Zu behaupten, ARD-Mann Steffen Simon hätte am Sonntag einen Fehler gemacht, wäre zu viel des Gemeinen. Simons ​Ver­gehen“ bestand darin, dass er nach dem 1:1 im olym­pi­schen Finale durch Max Meyer etwas tat, was weder er, noch andere deut­sche Fuß­ball-Kom­men­ta­toren schon einmal gebracht hatten. Er rief erst laut ​TOOOOOOR!“ und dann: ​Oder wie es hier­zu­lande heißt: GOOOOOOOOOL“. Das musste man erstmal ver­dauen.

Simons Remi­nis­zenz an den typisch eksta­ti­schen Tor­jubel vor­rangig süd­ame­ri­ka­ni­scher Kol­legen hatte auf uns Zuschauer eine ähn­liche Wir­kung wie das deut­sche Weiß­brot, das sich – Hemd in der kurzen Hose, Handy am Gürtel – auf die Tanz­fläche einer argen­ti­ni­schen Tango-Party schwingt und Wasch­ma­schi­ne­nesk die Hüften ​kreisen“ lässt.
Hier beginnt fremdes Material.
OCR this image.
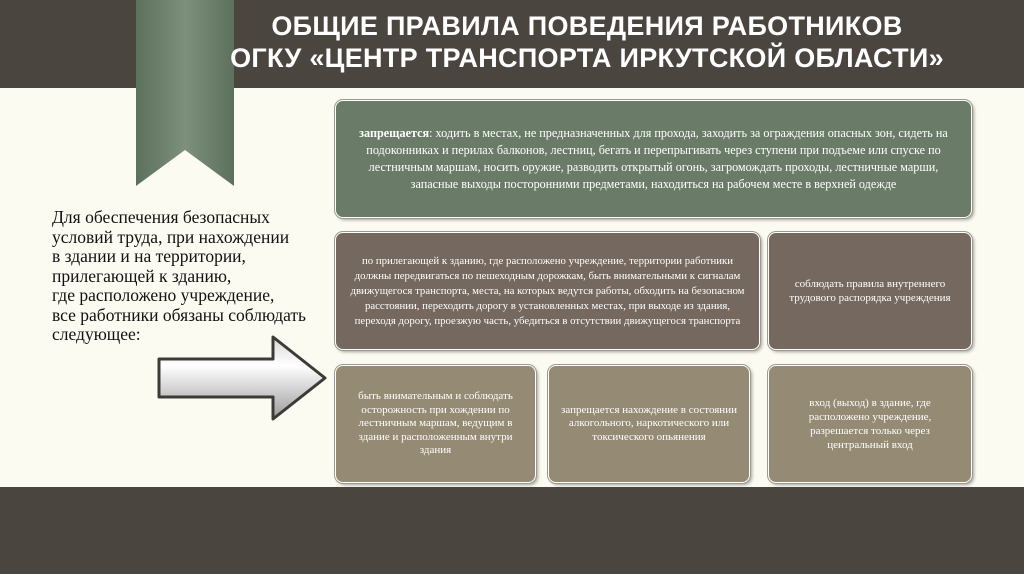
ОБЩИЕ ПРАВИЛА ПОВЕДЕНИЯ РАБОТНИКОВ
ОГКУ «ЦЕНТР ТРАНСПОРТА ИРКУТСКОЙ ОБЛАСТИ»
Для обеспечения безопасных
условий труда, при нахождении
в здании и на территории,
прилегающей к зданию,
где расположено учреждение,
все работники обязаны соблюдать
следующее:
запрещается: ходить в местах, не предназначенных для прохода, заходить за ограждения опасных зон, сидеть на подоконниках и перилах балконов, лестниц, бегать и перепрыгивать через ступени при подъеме или спуске по лестничным маршам, носить оружие, разводить открытый огонь, загромождать проходы, лестничные марши, запасные выходы посторонними предметами, находиться на рабочем месте в верхней одежде
по прилегающей к зданию, где расположено учреждение, территории работники должны передвигаться по пешеходным дорожкам, быть внимательными к сигналам движущегося транспорта, места, на которых ведутся работы, обходить на безопасном расстоянии, переходить дорогу в установленных местах, при выходе из здания, переходя дорогу, проезжую часть, убедиться в отсутствии движущегося транспорта
соблюдать правила внутреннего трудового распорядка учреждения
быть внимательным и соблюдать осторожность при хождении по лестничным маршам, ведущим в здание и расположенным внутри здания
запрещается нахождение в состоянии алкогольного, наркотического или токсического опьянения
вход (выход) в здание, где расположено учреждение, разрешается только через центральный вход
Natür­lich, dachte man bei Simons Gekrei­sche, ver­boten ist das nicht. Aber viel­leicht sollte man mal dar­über nach­denken.

Der Typ mit dem Handy am Gürtel

Ja, kaum war der letzte Ton ver­klungen, machte sich die Fremd­scham breit. Es war einem unan­ge­nehm, dass aus­ge­rechnet unser deut­sches TV-Weiß­brot so am Rad drehte. Vor dem geis­tigen Auge schmissen sich abbü­ckende Jour­na­listen aus ​GOOOOOOOOOL“-affinen Län­dern weg, zeigten kichernde bra­si­lia­ni­sche Hos­tessen mit dem Finger auf ​unseren“ Mann und hob ledig­lich ein ver­schwitzter Kerl mit Hemd in der kurzen Hose, Handy am Gürtel, aner­ken­nend den Daumen. Was natür­lich alles Quatsch ist. Hof­fent­lich.